Und so sitzen die beiden Eheleute in ihrer umgebauten Wassermühle auf dem Lande und warten, nähren ihre Sehnsüchte und Hoffnungen, bis es eines Abends an der Tür klingelt und er endlich da ist. Ganz anders als erwartet, besonders in Nataschas Augen. Kein Latin Lover, sondern aufgeschwemmt und kettenrauchend steht er da, der junge Doktorand. Und doch ist das völlig nebensächlich, denn er ist endlich eingetroffen. Und nur das zählt. Mit offenen Armen wird er empfangen, von ihr und von ihm. Und schon geht es los, das Hick-Hack um den größeren Anteil an Quality Time mit dem Sehnsuchtsgast.

Mehr will ich vom Plot gar nicht erzählen. Dass der junge Doktorand sich als herbe Enttäuschung entpuppt und weder Nataschas Sehnsüchten noch Günters Hoffnungen entspricht, kann man sich vielleicht denken. Doch diese Vorhersehbarkeit schmälert in keinster Weise das Lesevergnügen an dieser kleinen „Gesellschaftsparabel über unser allgegenwärtiges Bedürfnis, gesehen zu werden“, wie es auf dem Backcover heisst.

Jan Peter Bremer hat einen sehr eigenen, mit feinsinnigem Humor durchwebten Erzählstil und ist ein wahrer Meister der Dialoge. Die Streitereien zwischen Natascha und Günter sind so lebendig und einfühlsam geschildert, als streite man als Leser mit. Ich hätte mir am Ende noch ein wenig mehr als die 176 großzügig formatierten Seiten gewünscht, Aber nur, weil mir das Lesen so viel Spaß gemacht hat. Gefehlt hat mir an der Geschichte nichts, und meiner Meinung nach ist dieser Roman vollkommen zu recht auf der Longlist des Deutschen Buchpreises gelandet.

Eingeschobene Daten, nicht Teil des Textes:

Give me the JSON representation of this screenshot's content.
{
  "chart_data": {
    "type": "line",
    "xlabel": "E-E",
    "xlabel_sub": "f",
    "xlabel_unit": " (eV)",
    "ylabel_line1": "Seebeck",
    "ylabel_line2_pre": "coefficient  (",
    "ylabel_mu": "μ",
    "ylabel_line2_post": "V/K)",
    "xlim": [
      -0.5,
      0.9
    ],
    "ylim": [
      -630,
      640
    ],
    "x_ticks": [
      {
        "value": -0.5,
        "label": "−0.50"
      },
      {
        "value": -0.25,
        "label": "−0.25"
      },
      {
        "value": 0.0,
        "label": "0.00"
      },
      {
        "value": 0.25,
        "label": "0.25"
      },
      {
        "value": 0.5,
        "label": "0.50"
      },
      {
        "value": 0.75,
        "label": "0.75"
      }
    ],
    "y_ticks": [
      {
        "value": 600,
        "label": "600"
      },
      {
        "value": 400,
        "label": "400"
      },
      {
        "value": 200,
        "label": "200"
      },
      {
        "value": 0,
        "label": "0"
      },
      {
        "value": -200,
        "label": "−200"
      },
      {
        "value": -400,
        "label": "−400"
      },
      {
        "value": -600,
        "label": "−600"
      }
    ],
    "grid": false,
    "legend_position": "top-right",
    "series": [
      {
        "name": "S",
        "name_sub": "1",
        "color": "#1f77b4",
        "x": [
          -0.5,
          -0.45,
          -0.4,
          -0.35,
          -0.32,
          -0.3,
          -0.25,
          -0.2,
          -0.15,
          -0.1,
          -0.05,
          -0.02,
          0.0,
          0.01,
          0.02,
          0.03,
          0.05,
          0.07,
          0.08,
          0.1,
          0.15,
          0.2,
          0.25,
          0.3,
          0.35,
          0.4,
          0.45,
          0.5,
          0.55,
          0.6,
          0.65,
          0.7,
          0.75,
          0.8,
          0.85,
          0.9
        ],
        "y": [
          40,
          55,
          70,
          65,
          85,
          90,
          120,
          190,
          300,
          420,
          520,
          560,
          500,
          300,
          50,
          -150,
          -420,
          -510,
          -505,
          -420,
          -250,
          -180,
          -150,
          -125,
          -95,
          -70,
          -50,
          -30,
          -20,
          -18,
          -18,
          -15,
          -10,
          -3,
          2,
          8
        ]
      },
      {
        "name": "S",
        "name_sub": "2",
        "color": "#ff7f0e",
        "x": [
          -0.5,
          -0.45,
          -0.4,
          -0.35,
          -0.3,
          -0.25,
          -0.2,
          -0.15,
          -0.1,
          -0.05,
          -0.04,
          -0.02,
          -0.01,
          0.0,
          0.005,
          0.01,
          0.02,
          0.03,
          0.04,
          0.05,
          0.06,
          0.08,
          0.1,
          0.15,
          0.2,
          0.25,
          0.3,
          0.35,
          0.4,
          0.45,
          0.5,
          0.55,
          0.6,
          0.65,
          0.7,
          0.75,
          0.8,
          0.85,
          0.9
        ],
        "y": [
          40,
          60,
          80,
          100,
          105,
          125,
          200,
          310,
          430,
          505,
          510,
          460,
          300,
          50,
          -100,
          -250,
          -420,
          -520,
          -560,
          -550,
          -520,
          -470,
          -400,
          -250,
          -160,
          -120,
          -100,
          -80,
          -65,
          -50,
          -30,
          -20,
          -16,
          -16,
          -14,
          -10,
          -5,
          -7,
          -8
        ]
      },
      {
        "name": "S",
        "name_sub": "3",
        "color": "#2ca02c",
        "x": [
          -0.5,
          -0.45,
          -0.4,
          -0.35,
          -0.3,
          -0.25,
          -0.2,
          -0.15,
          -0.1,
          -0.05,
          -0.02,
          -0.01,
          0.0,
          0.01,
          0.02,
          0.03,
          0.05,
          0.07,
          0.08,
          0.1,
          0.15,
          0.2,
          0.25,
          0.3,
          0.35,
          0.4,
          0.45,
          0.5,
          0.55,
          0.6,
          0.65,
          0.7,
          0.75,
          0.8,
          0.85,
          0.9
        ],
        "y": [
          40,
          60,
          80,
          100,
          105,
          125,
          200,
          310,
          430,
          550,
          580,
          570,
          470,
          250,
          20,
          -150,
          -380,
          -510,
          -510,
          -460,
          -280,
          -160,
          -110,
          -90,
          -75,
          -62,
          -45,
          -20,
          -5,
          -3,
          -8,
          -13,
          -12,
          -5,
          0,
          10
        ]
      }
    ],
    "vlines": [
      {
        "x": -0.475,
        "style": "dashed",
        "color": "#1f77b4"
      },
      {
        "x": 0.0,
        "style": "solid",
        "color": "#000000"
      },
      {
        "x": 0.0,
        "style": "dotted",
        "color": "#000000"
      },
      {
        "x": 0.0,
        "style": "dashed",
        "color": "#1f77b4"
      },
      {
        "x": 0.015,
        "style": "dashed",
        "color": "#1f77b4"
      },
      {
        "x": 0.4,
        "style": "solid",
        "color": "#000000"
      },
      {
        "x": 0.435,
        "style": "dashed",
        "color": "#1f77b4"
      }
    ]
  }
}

Auch wenn es vielleicht etwas weit hergeholt ist, musste ich beim Lesen immer wieder an Wladimir und Estragon denken, die beiden Landstreicher, die in Samuel Becketts berühmtem Bühnenstück auf Godot warten. Ich weiß nicht so recht, um was es Jan Peter Bremer bei diesem Roman wirklich geht. Um das Bedürfnis, gesehen zu werden, als Mensch Bedeutung zu bekommen, weil sich Dritte mit einem beschäftigen, oder tatsächlich nur um das Warten? Dieser Zustand, in dem  noch nichts entschieden, alles noch möglich ist, Sehnsüchte und Hoffnungen noch nicht ad acta gelegt sind. Ich frage mich, ob es nicht sogar lebensnotwendig ist, immer irgendetwas zu haben, auf das man Warten kann. Sei es ein Sonntagsbraten, ein junger Doktorand oder die Verkündung der Shortlist des Deutschen Buchpreises mit oder ohne Jan Peter Bremer.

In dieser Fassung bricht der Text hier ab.